The screen is astounding and bright. But some of that brightness isn’t the work of the screen but the glaring sunlight that reflects off of it. It can sometimes be difficult to actually see how gorgeous the image on the screen is because it’s so hard to look at.

Despite adding the curved screen, Samsung have managed to keep the phone fairly narrow and thin. But that actually makes it difficult to get used to if you’ve been using something wider — and I was upgrading as a model Samsung customer, from the S5.

The three-sided screen is supposed to have two main points: it’s visible when the phone is face down, and it allows a new way of interacting with the phone when it’s the right way up. Neither makes sense.

According to Samsung, if you place the phone down on its screen you can use the sides to tell what the phone’s up to, and who’s ringing. You can give people different colours and the strips on the side will light up according to who’s calling — you can set one for your wife and another for your mistress, as Samsung executives ‘hilariously’ joked during the launch. The feature is about as bad and weird as that gag.

And developers aren’t really using the three sides in any interesting way when the phone’s the right way up, either. The main thing is a contacts bar that you can swipe onto the screen using the edge. It mostly replicates features that you can get just as easily elsewhere — favourite contacts for instance, and notifications that are shown up at the top anyway.

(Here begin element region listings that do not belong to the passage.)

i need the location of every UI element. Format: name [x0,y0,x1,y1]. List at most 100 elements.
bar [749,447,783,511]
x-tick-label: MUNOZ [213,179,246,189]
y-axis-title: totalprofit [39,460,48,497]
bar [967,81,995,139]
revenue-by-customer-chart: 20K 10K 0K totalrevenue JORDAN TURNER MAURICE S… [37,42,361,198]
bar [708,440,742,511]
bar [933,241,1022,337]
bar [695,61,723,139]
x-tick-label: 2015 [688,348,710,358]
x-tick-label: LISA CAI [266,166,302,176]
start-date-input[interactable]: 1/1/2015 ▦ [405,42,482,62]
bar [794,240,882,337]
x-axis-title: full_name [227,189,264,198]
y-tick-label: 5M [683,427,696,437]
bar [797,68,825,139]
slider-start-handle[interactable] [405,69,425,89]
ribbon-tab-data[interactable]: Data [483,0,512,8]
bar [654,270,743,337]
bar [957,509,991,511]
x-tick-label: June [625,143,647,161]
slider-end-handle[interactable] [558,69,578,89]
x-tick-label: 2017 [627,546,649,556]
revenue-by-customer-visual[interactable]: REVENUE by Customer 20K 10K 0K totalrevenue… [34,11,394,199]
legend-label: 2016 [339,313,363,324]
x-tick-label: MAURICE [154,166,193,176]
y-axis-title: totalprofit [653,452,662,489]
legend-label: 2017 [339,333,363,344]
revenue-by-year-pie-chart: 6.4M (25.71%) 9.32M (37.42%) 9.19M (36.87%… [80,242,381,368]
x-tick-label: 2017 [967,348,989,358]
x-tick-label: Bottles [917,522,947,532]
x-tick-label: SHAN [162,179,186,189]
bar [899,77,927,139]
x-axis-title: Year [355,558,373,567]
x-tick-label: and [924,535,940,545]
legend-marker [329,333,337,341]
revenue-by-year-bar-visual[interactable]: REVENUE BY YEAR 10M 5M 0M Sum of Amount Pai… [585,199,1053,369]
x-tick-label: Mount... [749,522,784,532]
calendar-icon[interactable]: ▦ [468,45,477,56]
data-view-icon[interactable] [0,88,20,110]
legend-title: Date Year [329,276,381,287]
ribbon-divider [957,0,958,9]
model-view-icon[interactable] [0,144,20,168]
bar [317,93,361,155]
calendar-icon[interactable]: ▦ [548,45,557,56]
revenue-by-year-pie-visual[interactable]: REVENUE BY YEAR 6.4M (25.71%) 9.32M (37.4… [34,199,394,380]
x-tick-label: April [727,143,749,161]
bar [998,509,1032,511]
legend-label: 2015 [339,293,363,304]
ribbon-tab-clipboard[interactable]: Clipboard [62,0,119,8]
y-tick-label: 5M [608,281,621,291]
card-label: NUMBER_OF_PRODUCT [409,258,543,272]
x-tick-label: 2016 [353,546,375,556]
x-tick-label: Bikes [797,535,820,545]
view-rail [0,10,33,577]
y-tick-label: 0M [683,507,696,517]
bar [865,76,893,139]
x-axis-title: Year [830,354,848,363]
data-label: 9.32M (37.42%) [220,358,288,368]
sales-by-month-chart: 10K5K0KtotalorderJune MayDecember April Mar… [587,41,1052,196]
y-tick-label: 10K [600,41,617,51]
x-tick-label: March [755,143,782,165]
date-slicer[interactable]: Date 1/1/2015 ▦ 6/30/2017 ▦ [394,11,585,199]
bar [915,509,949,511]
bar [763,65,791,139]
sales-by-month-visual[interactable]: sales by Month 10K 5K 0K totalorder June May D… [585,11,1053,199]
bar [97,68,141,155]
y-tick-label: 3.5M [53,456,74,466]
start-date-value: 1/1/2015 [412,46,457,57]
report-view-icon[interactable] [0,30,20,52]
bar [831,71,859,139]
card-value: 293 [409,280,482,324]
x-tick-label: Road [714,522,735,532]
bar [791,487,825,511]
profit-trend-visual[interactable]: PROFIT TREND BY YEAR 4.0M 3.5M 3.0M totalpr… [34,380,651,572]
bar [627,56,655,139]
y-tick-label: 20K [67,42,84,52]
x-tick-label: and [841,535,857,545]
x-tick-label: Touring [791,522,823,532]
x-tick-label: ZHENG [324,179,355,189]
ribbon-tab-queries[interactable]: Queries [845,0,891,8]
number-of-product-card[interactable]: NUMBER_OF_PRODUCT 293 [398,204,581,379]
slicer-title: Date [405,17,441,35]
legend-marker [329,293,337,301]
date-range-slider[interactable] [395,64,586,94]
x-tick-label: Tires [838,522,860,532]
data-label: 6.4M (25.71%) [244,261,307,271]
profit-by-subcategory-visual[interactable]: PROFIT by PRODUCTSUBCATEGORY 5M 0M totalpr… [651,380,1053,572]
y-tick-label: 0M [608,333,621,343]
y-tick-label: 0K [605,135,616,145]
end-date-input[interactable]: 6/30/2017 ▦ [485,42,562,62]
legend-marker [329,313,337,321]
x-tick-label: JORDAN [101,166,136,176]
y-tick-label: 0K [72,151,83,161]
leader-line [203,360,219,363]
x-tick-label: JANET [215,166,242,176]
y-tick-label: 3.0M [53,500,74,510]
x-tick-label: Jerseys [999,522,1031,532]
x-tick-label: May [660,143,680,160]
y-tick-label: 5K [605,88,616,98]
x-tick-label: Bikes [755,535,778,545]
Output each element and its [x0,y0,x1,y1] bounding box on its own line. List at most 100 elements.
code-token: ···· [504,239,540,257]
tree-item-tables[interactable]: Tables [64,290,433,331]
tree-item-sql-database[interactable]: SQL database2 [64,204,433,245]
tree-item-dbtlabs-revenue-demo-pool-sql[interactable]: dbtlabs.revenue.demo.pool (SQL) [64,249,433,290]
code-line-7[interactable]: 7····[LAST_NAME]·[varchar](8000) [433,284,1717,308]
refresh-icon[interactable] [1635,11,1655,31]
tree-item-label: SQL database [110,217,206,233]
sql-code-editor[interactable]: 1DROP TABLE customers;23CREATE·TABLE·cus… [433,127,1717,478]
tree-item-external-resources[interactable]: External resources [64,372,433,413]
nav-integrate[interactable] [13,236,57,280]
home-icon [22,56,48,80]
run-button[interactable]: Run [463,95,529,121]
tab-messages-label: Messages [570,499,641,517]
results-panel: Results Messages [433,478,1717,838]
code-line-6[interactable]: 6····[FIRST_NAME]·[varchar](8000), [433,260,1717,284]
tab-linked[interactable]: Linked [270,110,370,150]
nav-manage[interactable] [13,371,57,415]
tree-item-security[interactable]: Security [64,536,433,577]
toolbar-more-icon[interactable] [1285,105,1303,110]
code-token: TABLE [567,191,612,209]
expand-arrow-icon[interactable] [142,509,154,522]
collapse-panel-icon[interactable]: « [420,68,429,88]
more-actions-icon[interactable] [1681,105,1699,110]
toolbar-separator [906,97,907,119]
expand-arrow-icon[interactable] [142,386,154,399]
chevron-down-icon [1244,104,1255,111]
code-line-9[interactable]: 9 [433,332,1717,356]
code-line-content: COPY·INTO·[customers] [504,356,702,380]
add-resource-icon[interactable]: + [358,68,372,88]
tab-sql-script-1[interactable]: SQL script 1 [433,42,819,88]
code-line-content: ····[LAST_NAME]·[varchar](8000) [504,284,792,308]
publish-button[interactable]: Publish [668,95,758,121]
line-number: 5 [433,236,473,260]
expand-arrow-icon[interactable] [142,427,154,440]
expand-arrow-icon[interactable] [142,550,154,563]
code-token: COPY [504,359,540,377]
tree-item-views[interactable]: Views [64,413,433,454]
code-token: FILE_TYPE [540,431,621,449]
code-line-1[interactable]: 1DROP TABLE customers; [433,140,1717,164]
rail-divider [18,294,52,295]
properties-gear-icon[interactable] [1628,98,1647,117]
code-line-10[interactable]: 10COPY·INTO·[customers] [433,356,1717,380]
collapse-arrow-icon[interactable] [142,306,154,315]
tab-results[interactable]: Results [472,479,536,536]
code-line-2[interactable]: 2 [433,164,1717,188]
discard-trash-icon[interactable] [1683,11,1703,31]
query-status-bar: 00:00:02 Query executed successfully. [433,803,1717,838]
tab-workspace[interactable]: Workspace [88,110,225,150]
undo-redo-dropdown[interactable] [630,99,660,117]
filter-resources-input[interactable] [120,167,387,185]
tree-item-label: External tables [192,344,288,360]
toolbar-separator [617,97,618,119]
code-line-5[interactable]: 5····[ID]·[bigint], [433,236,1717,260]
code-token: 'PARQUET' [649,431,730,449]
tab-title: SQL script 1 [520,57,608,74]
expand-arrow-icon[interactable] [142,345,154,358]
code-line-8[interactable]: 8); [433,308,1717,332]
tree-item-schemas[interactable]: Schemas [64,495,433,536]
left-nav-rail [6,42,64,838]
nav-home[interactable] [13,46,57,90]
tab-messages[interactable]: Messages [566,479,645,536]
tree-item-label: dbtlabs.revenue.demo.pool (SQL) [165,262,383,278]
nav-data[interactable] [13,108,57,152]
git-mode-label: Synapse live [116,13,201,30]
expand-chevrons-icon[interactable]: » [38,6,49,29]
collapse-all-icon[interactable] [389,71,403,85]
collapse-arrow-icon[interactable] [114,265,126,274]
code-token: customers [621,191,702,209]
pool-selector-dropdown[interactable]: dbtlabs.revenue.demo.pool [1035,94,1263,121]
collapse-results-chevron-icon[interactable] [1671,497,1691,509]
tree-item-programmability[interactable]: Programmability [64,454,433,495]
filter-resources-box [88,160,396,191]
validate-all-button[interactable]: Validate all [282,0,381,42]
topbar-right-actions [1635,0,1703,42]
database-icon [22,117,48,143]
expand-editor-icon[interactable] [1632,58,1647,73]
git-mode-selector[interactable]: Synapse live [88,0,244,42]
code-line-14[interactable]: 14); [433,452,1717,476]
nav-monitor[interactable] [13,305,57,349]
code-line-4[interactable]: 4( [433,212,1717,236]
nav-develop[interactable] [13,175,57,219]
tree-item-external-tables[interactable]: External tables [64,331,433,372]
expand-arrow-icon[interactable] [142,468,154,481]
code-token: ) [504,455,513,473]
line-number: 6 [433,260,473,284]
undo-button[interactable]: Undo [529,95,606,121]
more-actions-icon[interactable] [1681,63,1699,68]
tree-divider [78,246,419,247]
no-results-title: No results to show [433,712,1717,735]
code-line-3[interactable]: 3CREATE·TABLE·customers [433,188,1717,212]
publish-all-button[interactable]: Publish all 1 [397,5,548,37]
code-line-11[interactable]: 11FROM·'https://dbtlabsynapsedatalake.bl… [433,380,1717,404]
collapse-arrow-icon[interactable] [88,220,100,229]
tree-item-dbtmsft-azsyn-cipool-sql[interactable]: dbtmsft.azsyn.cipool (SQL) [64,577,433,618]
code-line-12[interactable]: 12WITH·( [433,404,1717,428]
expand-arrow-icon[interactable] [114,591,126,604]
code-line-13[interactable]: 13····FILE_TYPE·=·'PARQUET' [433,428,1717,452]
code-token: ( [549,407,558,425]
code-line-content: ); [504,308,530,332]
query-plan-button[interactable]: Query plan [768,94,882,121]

That shambling use of the three-sided screen shows that there isn’t really much point bothering to even try to integrate it into apps, especially since everyone without an S6 Edge won’t be able to use it. And most developers seem to have got the message, with no apps that I’ve seen actually taking advantage of it.

Some apps are no more useful but just look plain weird. On Instagram, for instance, the pictures are bent around the sides of the screen, distorting and ruining them, in my opinion, rather than making them ‘pop’, as some have claimed. When you look at the phone sometimes the stretching can cause a weird kind of nausea or motion sickness, like you’re being pulled around a corner but staying still.

There are other problems, too, though ones that plague most phones nowadays. There’s no removable battery, no expandable storage, none of the waterproofing that was there on the S5.

The screen is beautiful. The phone is fast. But that speed and screen are going to be overshadowed by an annoying gimmick. Samsung has failed by making its iPhone rival just too eye-catching.